Recently, a clip of Senator Josh Hawley has been circulating widely. In it, he questions a medical expert during a Senate hearing with a seemingly simple question: "Can men get pregnant?"

When the expert attempts to explain the nuance of gender and biology, Hawley pushes for a binary "yes or no" answer. He frames the issue as a rejection of "basic biological reality." This moment is frequently used by conservative commentators to mock transgender identity and portray advocates as "anti-science."

Here is how we can effectively answer this "gotcha" question and expose the fundamental flaw in conservative logic.

The Dialogue: How to Dismantle the Trap

The best way to win this argument is to force the questioner to be precise with their language. Here is how the conversation should go:

  • The Question: "Can men get pregnant?"

  • The Accurate Response: "Yes, transgender men can get pregnant."

  • The Conservative Pivot: "We are talking about BIOLOGICAL men only!"

  • The Rebuttal: "If by 'biological' you mean cisgender men (those assigned male at birth), then no. But if you mean 'Men' as a gender, then yes. Transgender men are men, and many have the biological capacity (a uterus) to carry a child. You are trying to use 'biology' to erase a person's identity, but science recognizes that reproductive anatomy and gender identity are two different biological realities."

The Lesson

Senator Hawley and his peers rely on the public’s confusion between Sex and Gender. They treat the word "man" as if its meaning was frozen in the 7th century, but that is not how modern medicine or science works.

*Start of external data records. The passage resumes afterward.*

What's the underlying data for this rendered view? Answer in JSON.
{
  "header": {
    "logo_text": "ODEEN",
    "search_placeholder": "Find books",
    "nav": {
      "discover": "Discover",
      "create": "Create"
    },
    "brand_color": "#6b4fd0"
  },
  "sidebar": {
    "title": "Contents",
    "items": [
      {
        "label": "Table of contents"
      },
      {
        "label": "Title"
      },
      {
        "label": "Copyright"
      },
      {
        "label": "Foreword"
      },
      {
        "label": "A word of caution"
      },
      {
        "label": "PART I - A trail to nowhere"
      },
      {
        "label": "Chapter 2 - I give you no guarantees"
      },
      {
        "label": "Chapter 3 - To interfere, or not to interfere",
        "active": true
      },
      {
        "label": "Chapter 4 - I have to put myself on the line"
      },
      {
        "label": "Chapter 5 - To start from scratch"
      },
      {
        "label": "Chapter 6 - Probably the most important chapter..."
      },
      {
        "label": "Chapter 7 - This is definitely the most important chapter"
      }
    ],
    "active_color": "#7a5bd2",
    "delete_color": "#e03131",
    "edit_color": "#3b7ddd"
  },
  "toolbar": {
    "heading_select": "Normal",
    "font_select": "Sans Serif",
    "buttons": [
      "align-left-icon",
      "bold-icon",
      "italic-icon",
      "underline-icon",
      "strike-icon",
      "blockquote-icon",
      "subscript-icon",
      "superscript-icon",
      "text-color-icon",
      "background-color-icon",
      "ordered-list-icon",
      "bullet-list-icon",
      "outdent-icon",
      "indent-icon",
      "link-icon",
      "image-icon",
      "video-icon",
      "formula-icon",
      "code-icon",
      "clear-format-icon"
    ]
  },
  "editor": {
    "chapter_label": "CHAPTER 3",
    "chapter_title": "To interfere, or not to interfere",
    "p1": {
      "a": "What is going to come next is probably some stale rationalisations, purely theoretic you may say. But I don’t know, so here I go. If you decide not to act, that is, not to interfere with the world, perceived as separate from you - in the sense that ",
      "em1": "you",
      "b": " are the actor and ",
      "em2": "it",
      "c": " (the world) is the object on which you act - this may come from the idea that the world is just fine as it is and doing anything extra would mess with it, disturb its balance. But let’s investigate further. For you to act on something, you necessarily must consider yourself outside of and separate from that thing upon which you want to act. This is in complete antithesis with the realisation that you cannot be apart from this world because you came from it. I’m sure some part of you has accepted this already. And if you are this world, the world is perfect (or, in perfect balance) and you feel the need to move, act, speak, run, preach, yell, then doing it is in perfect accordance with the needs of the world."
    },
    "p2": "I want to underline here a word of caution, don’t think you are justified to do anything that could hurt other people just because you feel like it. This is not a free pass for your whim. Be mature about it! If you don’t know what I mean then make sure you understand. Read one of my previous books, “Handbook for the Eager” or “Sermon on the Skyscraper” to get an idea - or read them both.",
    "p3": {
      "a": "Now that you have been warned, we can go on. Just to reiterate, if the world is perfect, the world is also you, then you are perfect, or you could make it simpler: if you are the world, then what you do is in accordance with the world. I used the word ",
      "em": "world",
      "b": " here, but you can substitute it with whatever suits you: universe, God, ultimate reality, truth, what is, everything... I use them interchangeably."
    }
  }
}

  1. Traditional View: Confuses biological equipment with personal identity.

  2. Scientific View: Recognizes that while reproductive functions are biological, "Manhood" is a social and psychological identity.

By refusing to acknowledge this distinction, conservatives are not "defending science." Instead, they are trying to weaponize language to erase the existence of transgender people.

A Request for Honest Discourse

Mr. Hawley, before asking "gotcha" questions, you must learn the difference between a traditional dictionary definition and a clinical scientific definition. We request that you stop burying a delicate human issue in political theater. Human lives and mental health are at stake. Once you make the distinction between sex and gender, the "confusion" disappears. We are not denying biology; we are being precise about it.